Nikosia (ADZ) – Staatspräsident Nicușor Dan muss notgedrungen die heimische Regierungskrise zeitweilig beiseite lassen, um an dem am Donnerstag in der zyprischen Hauptstadt Nikosia eingesetzten zweitägigen informellen EU-Gipfel teilzunehmen. Die EU-Staats- und Regierungschefs wollten dabei zunächst über die Lage im Nahen Osten und die Auswirkungen des Iran-Kriegs, allen voran die Lieferprobleme aufgrund der nach wie vor gesperrten Straße von Hormus und die Preissteigerungen bei Energie beraten. Ein zentrales Thema war in diesem Kontext auch das von der EU-Kommission geplante Notfallpaket „AccelerateEU“, mit dem sie den Anstieg der Energiepreise bekämpfen will.

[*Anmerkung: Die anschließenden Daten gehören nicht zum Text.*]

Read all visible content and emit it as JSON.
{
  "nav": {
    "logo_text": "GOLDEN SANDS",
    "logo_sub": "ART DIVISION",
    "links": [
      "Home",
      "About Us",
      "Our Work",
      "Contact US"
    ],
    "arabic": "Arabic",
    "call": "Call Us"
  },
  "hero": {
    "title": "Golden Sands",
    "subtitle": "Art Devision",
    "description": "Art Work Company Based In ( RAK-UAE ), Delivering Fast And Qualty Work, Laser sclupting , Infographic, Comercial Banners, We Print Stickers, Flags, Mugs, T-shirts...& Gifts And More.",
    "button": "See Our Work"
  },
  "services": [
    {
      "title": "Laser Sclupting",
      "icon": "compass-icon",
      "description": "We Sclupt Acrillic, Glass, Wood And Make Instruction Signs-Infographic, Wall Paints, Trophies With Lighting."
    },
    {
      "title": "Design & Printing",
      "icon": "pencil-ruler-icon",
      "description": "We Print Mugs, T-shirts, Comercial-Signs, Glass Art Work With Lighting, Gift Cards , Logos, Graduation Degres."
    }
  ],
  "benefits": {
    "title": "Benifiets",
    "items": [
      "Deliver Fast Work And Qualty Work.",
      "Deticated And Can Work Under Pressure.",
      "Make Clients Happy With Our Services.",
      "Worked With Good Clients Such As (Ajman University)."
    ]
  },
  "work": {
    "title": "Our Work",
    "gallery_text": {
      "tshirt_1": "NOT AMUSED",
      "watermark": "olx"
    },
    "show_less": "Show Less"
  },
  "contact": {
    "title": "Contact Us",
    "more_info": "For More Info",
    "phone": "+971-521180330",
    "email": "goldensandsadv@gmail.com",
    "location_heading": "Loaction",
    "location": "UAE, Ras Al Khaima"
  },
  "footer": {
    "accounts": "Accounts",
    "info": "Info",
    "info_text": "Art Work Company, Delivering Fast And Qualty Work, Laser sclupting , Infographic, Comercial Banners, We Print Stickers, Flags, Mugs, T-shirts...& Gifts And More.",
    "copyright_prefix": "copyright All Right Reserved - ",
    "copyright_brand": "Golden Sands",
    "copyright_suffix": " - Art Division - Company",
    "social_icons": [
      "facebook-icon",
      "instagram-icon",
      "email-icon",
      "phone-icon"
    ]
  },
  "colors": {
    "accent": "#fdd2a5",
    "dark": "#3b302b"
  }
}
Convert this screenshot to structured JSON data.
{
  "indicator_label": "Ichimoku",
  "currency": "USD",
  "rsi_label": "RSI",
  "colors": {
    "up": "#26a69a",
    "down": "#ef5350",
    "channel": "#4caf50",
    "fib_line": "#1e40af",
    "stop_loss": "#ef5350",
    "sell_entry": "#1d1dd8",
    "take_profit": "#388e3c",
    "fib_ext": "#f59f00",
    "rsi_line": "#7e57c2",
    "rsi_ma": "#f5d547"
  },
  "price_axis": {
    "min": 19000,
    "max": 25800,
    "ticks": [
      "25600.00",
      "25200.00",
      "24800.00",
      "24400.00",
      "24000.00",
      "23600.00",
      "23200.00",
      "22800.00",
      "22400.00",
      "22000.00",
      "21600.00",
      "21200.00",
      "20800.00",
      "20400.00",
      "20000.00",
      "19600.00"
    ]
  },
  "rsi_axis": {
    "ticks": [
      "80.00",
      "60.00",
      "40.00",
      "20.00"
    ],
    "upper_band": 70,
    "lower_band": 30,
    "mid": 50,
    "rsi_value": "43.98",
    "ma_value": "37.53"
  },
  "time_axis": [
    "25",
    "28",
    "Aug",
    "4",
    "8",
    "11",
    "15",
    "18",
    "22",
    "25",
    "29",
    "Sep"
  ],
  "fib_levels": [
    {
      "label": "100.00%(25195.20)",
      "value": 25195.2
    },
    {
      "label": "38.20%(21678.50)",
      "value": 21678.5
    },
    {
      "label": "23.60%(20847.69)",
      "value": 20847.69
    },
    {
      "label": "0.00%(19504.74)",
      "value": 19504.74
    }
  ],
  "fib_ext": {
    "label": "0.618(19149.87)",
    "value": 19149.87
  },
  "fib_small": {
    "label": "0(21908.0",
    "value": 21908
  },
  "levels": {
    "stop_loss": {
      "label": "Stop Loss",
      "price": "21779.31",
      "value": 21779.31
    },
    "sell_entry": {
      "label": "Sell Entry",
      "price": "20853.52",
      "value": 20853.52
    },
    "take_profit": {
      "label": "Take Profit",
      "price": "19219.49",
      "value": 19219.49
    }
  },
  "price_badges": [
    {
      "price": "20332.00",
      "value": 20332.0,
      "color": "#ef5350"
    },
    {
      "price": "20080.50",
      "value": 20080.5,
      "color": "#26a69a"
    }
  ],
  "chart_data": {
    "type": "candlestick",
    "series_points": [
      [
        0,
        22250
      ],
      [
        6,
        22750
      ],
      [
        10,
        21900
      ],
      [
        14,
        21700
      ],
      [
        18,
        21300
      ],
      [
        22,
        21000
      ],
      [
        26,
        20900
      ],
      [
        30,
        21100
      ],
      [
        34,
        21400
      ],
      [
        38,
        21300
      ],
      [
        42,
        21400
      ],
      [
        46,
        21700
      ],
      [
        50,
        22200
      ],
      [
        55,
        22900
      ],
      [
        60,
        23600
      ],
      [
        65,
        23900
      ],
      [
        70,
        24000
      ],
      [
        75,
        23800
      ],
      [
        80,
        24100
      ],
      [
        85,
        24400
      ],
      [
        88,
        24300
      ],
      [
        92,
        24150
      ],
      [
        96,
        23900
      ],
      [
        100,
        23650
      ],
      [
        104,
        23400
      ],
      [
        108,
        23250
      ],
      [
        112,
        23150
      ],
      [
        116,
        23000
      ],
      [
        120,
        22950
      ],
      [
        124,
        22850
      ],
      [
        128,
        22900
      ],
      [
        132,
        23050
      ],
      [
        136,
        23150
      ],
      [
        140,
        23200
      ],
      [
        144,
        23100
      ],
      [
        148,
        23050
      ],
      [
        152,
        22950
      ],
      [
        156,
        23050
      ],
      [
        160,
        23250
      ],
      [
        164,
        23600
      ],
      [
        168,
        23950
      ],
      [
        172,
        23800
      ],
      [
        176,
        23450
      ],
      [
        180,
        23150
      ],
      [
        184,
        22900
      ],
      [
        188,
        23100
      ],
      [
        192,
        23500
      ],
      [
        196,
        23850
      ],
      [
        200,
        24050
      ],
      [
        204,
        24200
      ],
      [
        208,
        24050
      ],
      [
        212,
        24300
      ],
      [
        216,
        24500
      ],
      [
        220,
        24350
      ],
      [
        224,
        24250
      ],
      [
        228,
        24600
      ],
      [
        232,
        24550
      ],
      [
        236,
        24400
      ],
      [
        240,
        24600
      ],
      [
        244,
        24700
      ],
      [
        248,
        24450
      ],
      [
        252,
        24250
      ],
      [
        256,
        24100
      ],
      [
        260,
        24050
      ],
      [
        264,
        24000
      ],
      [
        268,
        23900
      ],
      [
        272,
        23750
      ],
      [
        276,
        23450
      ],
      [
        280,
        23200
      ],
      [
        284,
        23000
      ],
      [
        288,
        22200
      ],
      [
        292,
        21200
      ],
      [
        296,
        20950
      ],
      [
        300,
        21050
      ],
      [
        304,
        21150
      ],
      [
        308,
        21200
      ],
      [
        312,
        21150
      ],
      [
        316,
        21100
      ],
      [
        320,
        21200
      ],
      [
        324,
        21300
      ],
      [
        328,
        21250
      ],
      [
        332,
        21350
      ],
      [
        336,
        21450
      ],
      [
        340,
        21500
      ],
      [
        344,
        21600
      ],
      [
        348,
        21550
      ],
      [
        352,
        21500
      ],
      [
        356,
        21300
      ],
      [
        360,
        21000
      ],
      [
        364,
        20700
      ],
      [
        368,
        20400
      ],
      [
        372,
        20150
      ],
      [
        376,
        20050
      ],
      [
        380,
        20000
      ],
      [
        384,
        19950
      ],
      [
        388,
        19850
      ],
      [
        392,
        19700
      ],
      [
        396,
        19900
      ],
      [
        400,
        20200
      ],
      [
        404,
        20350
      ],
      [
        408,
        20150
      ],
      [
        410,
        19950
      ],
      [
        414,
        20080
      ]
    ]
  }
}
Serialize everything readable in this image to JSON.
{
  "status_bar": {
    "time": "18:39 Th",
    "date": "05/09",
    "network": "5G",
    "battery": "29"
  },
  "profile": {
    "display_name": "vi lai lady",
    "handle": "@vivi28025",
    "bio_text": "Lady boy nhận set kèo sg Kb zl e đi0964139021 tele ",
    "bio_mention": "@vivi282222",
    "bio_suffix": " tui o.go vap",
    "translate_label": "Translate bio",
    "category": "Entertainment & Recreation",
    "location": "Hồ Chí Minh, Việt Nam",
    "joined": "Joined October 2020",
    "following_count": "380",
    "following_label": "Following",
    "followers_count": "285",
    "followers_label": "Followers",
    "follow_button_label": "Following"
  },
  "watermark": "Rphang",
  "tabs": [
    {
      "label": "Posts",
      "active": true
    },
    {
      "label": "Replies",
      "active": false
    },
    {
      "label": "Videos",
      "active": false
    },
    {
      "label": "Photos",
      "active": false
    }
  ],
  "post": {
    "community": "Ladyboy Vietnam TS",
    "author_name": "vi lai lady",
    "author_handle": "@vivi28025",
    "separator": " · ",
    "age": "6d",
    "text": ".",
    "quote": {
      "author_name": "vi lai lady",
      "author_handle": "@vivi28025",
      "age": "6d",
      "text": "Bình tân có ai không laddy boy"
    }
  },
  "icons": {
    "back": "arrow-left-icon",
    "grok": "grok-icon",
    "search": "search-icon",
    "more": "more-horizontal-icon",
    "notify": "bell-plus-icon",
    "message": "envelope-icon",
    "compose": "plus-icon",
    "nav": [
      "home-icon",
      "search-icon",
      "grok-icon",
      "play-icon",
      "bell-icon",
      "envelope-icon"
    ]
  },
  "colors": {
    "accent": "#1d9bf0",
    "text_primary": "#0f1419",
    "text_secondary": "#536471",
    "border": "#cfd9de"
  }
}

EU-Ratspräsident António Costa sprach des Weiteren auch über die EU-Beistandsklausel, nachdem Zypern, das aktuell den EU-Ratsvorsitz innehat, von iranischen Drohnenangriffen betroffen worden war. Die Beistandsklausel in Artikel 42 Absatz 7 des EU-Vertrags besagt, dass im Fall eines „bewaffneten Angriffs auf das Hoheitsgebiet eines Mitgliedstaats“ die anderen EU-Mitgliedstaaten dazu verpflichtet sind, den angegriffenen EU-Staat zu unterstützen. Die Klausel legt jedoch nicht fest, dass die Hilfe militärischer Natur zu sein hat – entsprechend können auch neutrale Staaten wie Österreich, Irland, Malta und Zypern Unterstützung anbieten.
Am Freitag widmeten sich die EU-Staatenlenker sodann einem weiteren heiklen Thema – nämlich dem künftigen mehrjährigen EU-Haushalt (2028-2034). Erste Zahlen dürften voraussichtlich beim Gipfeltreffen im Juni präsentiert werden, ab dem Sommer wird sodann dazu verhandelt. Da die EU-Kommission eine Steigerung des mehrjährigen Finanzrahmens (MFR) auf 2 Billionen Euro plant, laufen bereits mehrere EU-Staaten mit klammen Haushalten dagegen Sturm.